Keenam, budaya kerja juga menjadi pertimbangan investor. Selain itu, biasanya Eri mengkaji keuangan perusahaan rintisan yang bersangkutan.
(Baca: Riset Google: Investasi ke Startup RI Rp 23,8 T, Terbesar di Regional)
Partner Venturra Capital Raditya Pramana sepakat bahwa investor mempertimbangkan latar belakang para pendiri startup sebelum memutuskan untuk berinvestasi. Namun, faktor ketujuh, ia mengkaji peluang pasar yang disasar perusahaan rintisan tersebut.

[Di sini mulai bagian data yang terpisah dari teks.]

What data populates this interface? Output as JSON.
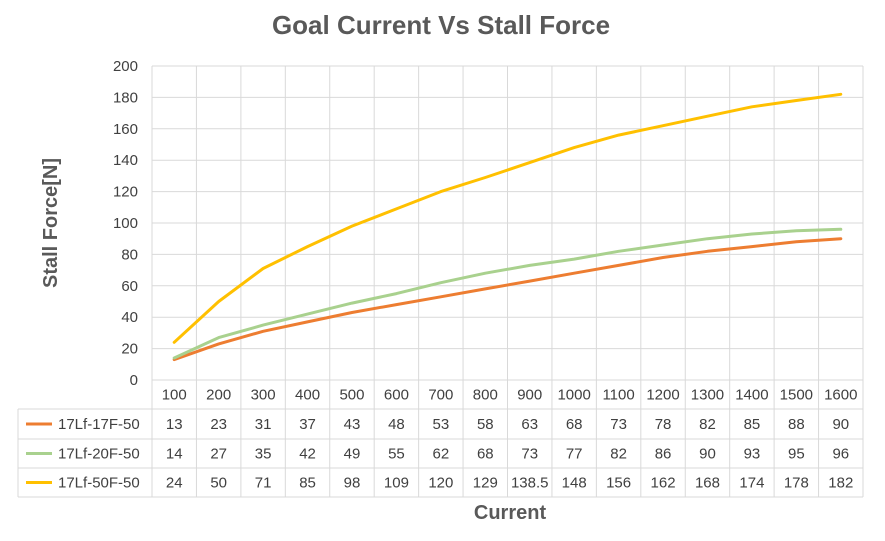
{
  "chart_data": {
    "type": "line",
    "title": "Goal Current Vs Stall Force",
    "xlabel": "Current",
    "ylabel": "Stall Force[N]",
    "ylim": [
      0,
      200
    ],
    "yticks": [
      0,
      20,
      40,
      60,
      80,
      100,
      120,
      140,
      160,
      180,
      200
    ],
    "grid": true,
    "legend": "data-table",
    "categories": [
      "100",
      "200",
      "300",
      "400",
      "500",
      "600",
      "700",
      "800",
      "900",
      "1000",
      "1100",
      "1200",
      "1300",
      "1400",
      "1500",
      "1600"
    ],
    "series": [
      {
        "name": "17Lf-17F-50",
        "color": "#ED7D31",
        "values": [
          13,
          23,
          31,
          37,
          43,
          48,
          53,
          58,
          63,
          68,
          73,
          78,
          82,
          85,
          88,
          90
        ],
        "labels": [
          "13",
          "23",
          "31",
          "37",
          "43",
          "48",
          "53",
          "58",
          "63",
          "68",
          "73",
          "78",
          "82",
          "85",
          "88",
          "90"
        ]
      },
      {
        "name": "17Lf-20F-50",
        "color": "#A9D18E",
        "values": [
          14,
          27,
          35,
          42,
          49,
          55,
          62,
          68,
          73,
          77,
          82,
          86,
          90,
          93,
          95,
          96
        ],
        "labels": [
          "14",
          "27",
          "35",
          "42",
          "49",
          "55",
          "62",
          "68",
          "73",
          "77",
          "82",
          "86",
          "90",
          "93",
          "95",
          "96"
        ]
      },
      {
        "name": "17Lf-50F-50",
        "color": "#FFC000",
        "values": [
          24,
          50,
          71,
          85,
          98,
          109,
          120,
          129,
          138.5,
          148,
          156,
          162,
          168,
          174,
          178,
          182
        ],
        "labels": [
          "24",
          "50",
          "71",
          "85",
          "98",
          "109",
          "120",
          "129",
          "138.5",
          "148",
          "156",
          "162",
          "168",
          "174",
          "178",
          "182"
        ]
      }
    ]
  }
}
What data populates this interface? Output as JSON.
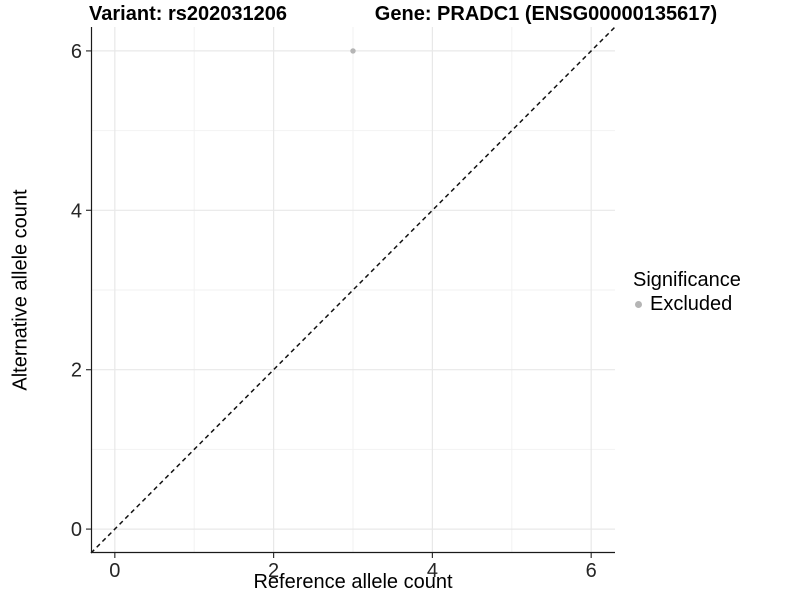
{
  "chart_data": {
    "type": "scatter",
    "title_left": "Variant: rs202031206",
    "title_right": "Gene: PRADC1 (ENSG00000135617)",
    "xlabel": "Reference allele count",
    "ylabel": "Alternative allele count",
    "xlim": [
      -0.3,
      6.3
    ],
    "ylim": [
      -0.3,
      6.3
    ],
    "x_ticks": [
      0,
      2,
      4,
      6
    ],
    "y_ticks": [
      0,
      2,
      4,
      6
    ],
    "x_minor_ticks": [
      1,
      3,
      5
    ],
    "y_minor_ticks": [
      1,
      3,
      5
    ],
    "grid": true,
    "legend": {
      "title": "Significance",
      "position": "right",
      "entries": [
        {
          "label": "Excluded",
          "color": "#b5b5b5"
        }
      ]
    },
    "series": [
      {
        "name": "Excluded",
        "color": "#b5b5b5",
        "point_radius": 2.7,
        "points": [
          [
            3,
            6
          ]
        ]
      }
    ],
    "reference_line": {
      "type": "identity y=x",
      "style": "dashed",
      "color": "#111111",
      "from": [
        -0.3,
        -0.3
      ],
      "to": [
        6.3,
        6.3
      ]
    },
    "colors": {
      "background": "#ffffff",
      "grid_major": "#e8e8e8",
      "grid_minor": "#f2f2f2",
      "axis_line": "#1a1a1a",
      "tick_mark": "#333333",
      "tick_label": "#262626"
    }
  }
}
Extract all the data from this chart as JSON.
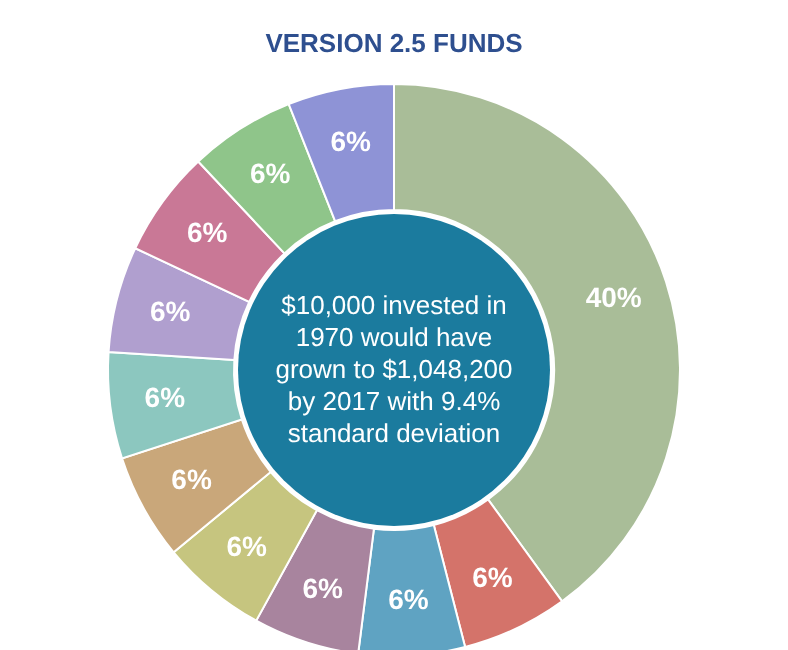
{
  "chart_data": {
    "type": "donut",
    "title": "VERSION 2.5 FUNDS",
    "categories": [
      null,
      null,
      null,
      null,
      null,
      null,
      null,
      null,
      null,
      null,
      null
    ],
    "values": [
      40,
      6,
      6,
      6,
      6,
      6,
      6,
      6,
      6,
      6,
      6
    ],
    "colors": [
      "#a9bd98",
      "#d4736a",
      "#5fa3c2",
      "#a8849e",
      "#c6c57f",
      "#c9a77a",
      "#8cc7bf",
      "#b09fcf",
      "#c97896",
      "#8fc58a",
      "#8e93d6"
    ],
    "value_labels": [
      "40%",
      "6%",
      "6%",
      "6%",
      "6%",
      "6%",
      "6%",
      "6%",
      "6%",
      "6%",
      "6%"
    ],
    "annotations": [
      "$10,000 invested in 1970 would have grown to $1,048,200 by 2017 with 9.4% standard deviation"
    ]
  }
}
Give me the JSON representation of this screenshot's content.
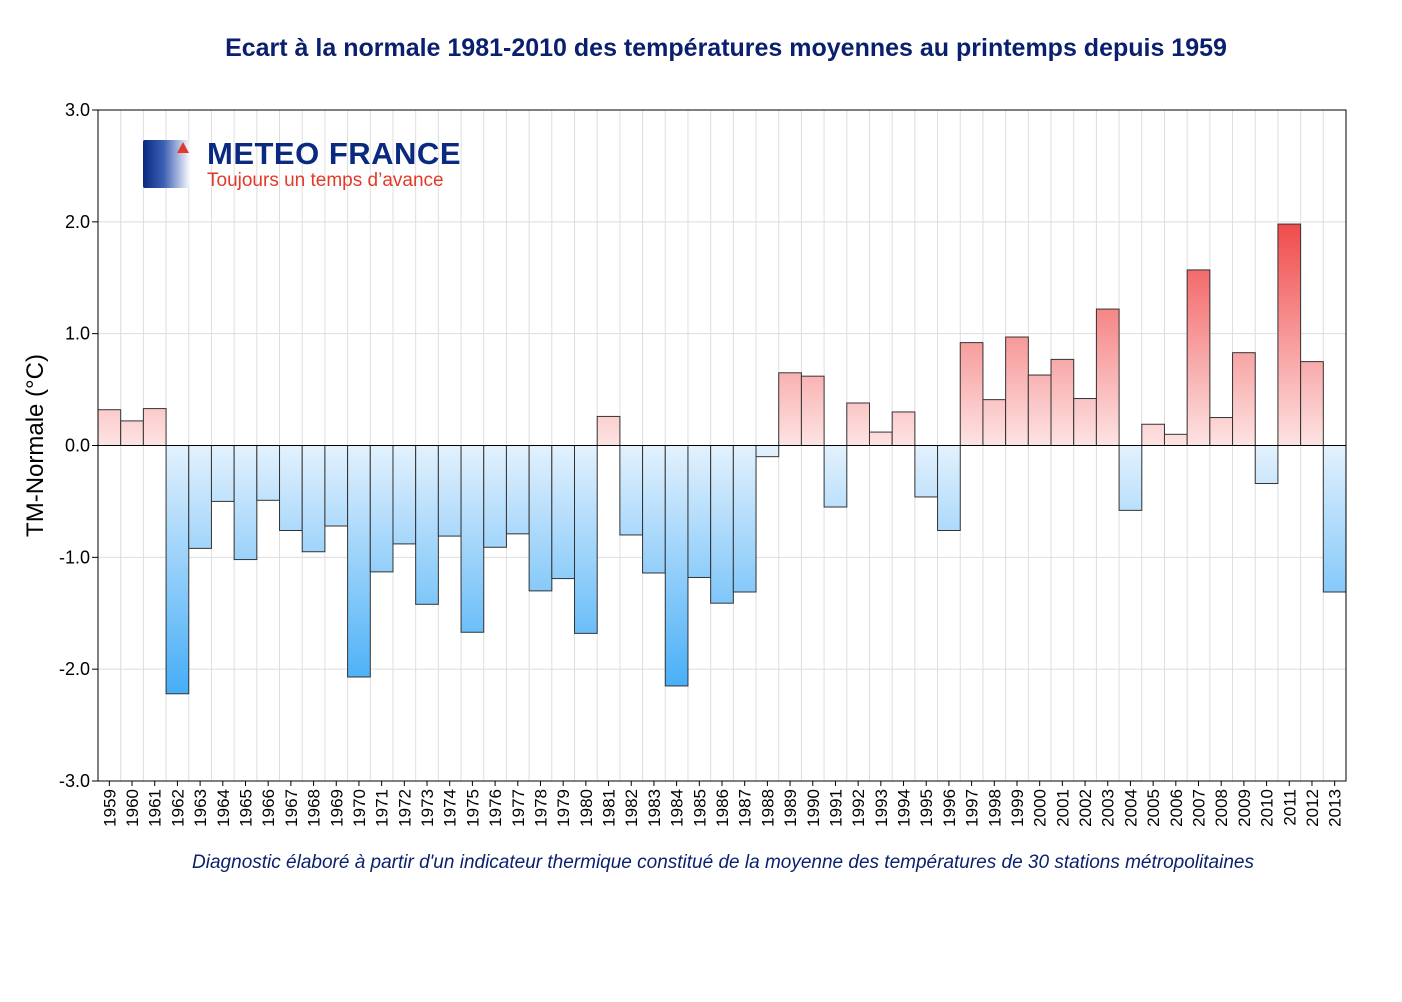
{
  "logo": {
    "name": "METEO FRANCE",
    "slogan": "Toujours un temps d’avance"
  },
  "chart_data": {
    "type": "bar",
    "title": "Ecart à la normale 1981-2010 des températures moyennes au printemps depuis 1959",
    "ylabel": "TM-Normale (°C)",
    "xlabel": "",
    "footnote": "Diagnostic élaboré à partir d'un indicateur thermique constitué de la moyenne des températures de 30 stations métropolitaines",
    "ylim": [
      -3.0,
      3.0
    ],
    "yticks": [
      "-3.0",
      "-2.0",
      "-1.0",
      "0.0",
      "1.0",
      "2.0",
      "3.0"
    ],
    "grid": true,
    "colors": {
      "positive_dark": "#f04a4a",
      "positive_light": "#fde3e3",
      "negative_dark": "#46aef7",
      "negative_light": "#e3f1fd",
      "text": "#0a1f6e"
    },
    "categories": [
      "1959",
      "1960",
      "1961",
      "1962",
      "1963",
      "1964",
      "1965",
      "1966",
      "1967",
      "1968",
      "1969",
      "1970",
      "1971",
      "1972",
      "1973",
      "1974",
      "1975",
      "1976",
      "1977",
      "1978",
      "1979",
      "1980",
      "1981",
      "1982",
      "1983",
      "1984",
      "1985",
      "1986",
      "1987",
      "1988",
      "1989",
      "1990",
      "1991",
      "1992",
      "1993",
      "1994",
      "1995",
      "1996",
      "1997",
      "1998",
      "1999",
      "2000",
      "2001",
      "2002",
      "2003",
      "2004",
      "2005",
      "2006",
      "2007",
      "2008",
      "2009",
      "2010",
      "2011",
      "2012",
      "2013"
    ],
    "values": [
      0.32,
      0.22,
      0.33,
      -2.22,
      -0.92,
      -0.5,
      -1.02,
      -0.49,
      -0.76,
      -0.95,
      -0.72,
      -2.07,
      -1.13,
      -0.88,
      -1.42,
      -0.81,
      -1.67,
      -0.91,
      -0.79,
      -1.3,
      -1.19,
      -1.68,
      0.26,
      -0.8,
      -1.14,
      -2.15,
      -1.18,
      -1.41,
      -1.31,
      -0.1,
      0.65,
      0.62,
      -0.55,
      0.38,
      0.12,
      0.3,
      -0.46,
      -0.76,
      0.92,
      0.41,
      0.97,
      0.63,
      0.77,
      0.42,
      1.22,
      -0.58,
      0.19,
      0.1,
      1.57,
      0.25,
      0.83,
      -0.34,
      1.98,
      0.75,
      -1.31
    ]
  }
}
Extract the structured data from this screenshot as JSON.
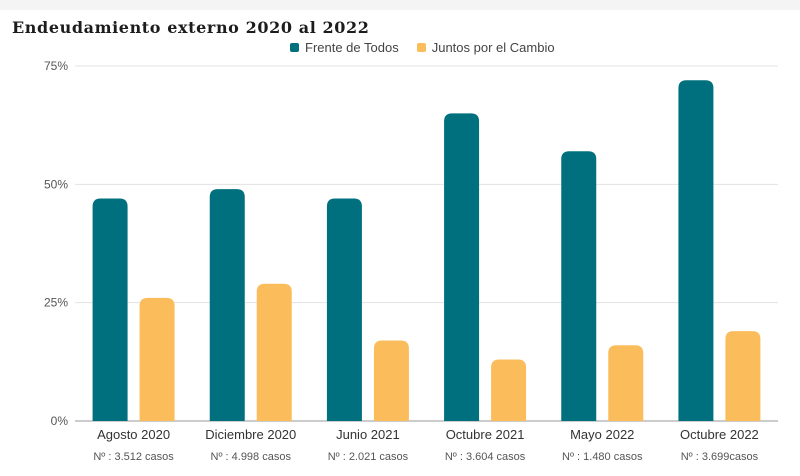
{
  "chart_data": {
    "type": "bar",
    "title": "Endeudamiento externo 2020 al 2022",
    "categories": [
      "Agosto 2020",
      "Diciembre 2020",
      "Junio 2021",
      "Octubre 2021",
      "Mayo 2022",
      "Octubre 2022"
    ],
    "notes": [
      "Nº : 3.512 casos",
      "Nº : 4.998 casos",
      "Nº : 2.021 casos",
      "Nº : 3.604 casos",
      "Nº : 1.480 casos",
      "Nº : 3.699casos"
    ],
    "series": [
      {
        "name": "Frente de Todos",
        "color": "#00707f",
        "values": [
          47,
          49,
          47,
          65,
          57,
          72
        ]
      },
      {
        "name": "Juntos por el Cambio",
        "color": "#fbbd5c",
        "values": [
          26,
          29,
          17,
          13,
          16,
          19
        ]
      }
    ],
    "ylim": [
      0,
      75
    ],
    "yticks": [
      0,
      25,
      50,
      75
    ],
    "ytick_labels": [
      "0%",
      "25%",
      "50%",
      "75%"
    ],
    "grid": true,
    "legend_position": "top"
  }
}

“Kami pelajari mendalam. Lalu setelah membuat keputuan, kami melihat pemain di industri itu siapa saja. Baru kami pilih mana yang akan menang?” kata Raditya.
Ke delapan, ia akan menelaah model bisnis startup tersebut. Perusahaan yang diincar yakni yang berpotensi memiliki beragam layanan. “Expand business ini sangat penting,” kata dia.
(Baca: Investor Masih Minati Fintech Tahun Depan, tapi Makin Selektif)
Raditya menjelaskan, pengembangan layanan memungkinkan startup mendapat untung. Apalagi, kebanyakan perusahaan rintisan menghabiskan uang untuk pemasaran dan merekrut karyawan.
“Setidaknya, setiap transaksi harus untung. Misalnya, dihilangkan biaya pemasaran dan excess lainnya, bisa profit,” kata Raditya.
Karena itu, menurut dia tingkat penggunaan (usecase) atas layanan yang disediakan perusahaan rintisan menjadi pertimbangan investor. Sebab, hal ini menentukan peningkatan transaksi ke depan.
Venturra Capital pun berencana memberikan pendanaan kepada 10 perusahaan rintisan tahun depan. Raditya mengatakan, perusahaannya mengincar startup di bidang keuangan. Di sisa tahun ini, modal ventura itu pun bakal berinvestasi dua startup bidang kesehatan.
(Baca: Potensi Nilai Keuangan Digital Asia Tenggara Rp 840 Triliun pada 2025)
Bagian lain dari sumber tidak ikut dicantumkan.